South Korean soldiers stand guard at a gateway that leads to the Kaesong Industrial Complex at Customs, Immigration and Quarantine just south of the demilitarized zone separating the two Koreas, in Paju, South Korea, Feb, 11, 2016. REUTERS/Kim Hong-Ji

The South Korean government suspended activities at the Kaesong Industrial Complex in North Korea, a jointly operated industrial zone, after the latter country's nuclear test and long-range rocket launch this month.
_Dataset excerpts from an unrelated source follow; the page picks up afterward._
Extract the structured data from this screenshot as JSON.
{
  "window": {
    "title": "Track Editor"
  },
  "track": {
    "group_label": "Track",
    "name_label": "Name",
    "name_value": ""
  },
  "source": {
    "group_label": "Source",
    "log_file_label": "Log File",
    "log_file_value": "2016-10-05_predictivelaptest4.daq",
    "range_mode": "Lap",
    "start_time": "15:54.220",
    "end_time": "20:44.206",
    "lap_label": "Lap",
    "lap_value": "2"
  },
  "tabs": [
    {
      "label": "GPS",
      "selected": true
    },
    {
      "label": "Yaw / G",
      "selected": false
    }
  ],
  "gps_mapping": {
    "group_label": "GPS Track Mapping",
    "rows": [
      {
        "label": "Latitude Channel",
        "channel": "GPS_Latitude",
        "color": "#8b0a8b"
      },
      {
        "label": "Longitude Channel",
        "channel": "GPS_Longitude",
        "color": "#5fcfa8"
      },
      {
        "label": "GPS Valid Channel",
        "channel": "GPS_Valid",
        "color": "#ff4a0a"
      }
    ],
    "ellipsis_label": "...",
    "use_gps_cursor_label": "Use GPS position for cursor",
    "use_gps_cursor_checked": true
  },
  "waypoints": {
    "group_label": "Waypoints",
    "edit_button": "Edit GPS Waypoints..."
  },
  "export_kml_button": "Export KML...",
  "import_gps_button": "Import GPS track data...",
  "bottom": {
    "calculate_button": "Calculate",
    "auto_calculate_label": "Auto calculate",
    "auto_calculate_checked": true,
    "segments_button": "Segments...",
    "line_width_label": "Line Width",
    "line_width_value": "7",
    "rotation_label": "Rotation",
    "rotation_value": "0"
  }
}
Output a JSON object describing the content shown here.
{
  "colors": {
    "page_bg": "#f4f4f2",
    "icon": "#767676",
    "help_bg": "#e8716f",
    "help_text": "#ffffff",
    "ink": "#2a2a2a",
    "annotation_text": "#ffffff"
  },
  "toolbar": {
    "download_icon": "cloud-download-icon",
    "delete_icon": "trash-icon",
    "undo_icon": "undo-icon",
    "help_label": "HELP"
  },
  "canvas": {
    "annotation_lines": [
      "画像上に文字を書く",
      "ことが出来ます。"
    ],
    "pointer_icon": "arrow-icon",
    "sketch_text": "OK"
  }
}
But the move backfired, Voice of America reported Monday, as a manufacturing association of more than a hundred South Korean companies is now pushing for greater compensation for hundreds of millions of dollars in losses.

The Corporate Association of Kaesong Industrial Complex represents 123 small and midsize manufacturing countries that were affected by the closure. The group said initial losses were estimated at around $644 million. Although the South Korean government vowed to offer financial support and compensation for businesses hurt by the move, the association said insurance covered only about $220 million in losses.

“The government did not say we are exaggerating the amount, but they said it has not been objectively proven,” said Jeong Gi-seob, chairman of the Corporate Association of Kaesong Industrial Complex, according to VOA. The group is reportedly in talks with the government.

Seoul announced suspended operations Feb. 10 after alleging Pyongyang’s military pursuits posed a threat to national security. Three days earlier, North Korea launched a long- range Kwangmyongsong rocket.

Pyongyang froze all assets of the Kaesong companies, deported the remaining staff and took military control over the site. South Korea, meanwhile, cut electricity and water, rendering the facilities unusable by the North.

The Kaesong association is requesting the site be reopened, but at a time political tensions remain high between the North and South Korean governments, that seems increasingly unlikely. Last week, the U.S. pushed forward a draft bill to the U.N. Security Council in the hope of imposing some of the harshest trade restrictions yet.

North Korea has faced U.N. sanctions since 2006 as the international community has sought to divert its nuclear program. Pyongyang is currently banned from import and export of nuclear and missile technology, as well as luxury goods. The industrial complex was opened in 2004 as part of reconciliation between the two countries.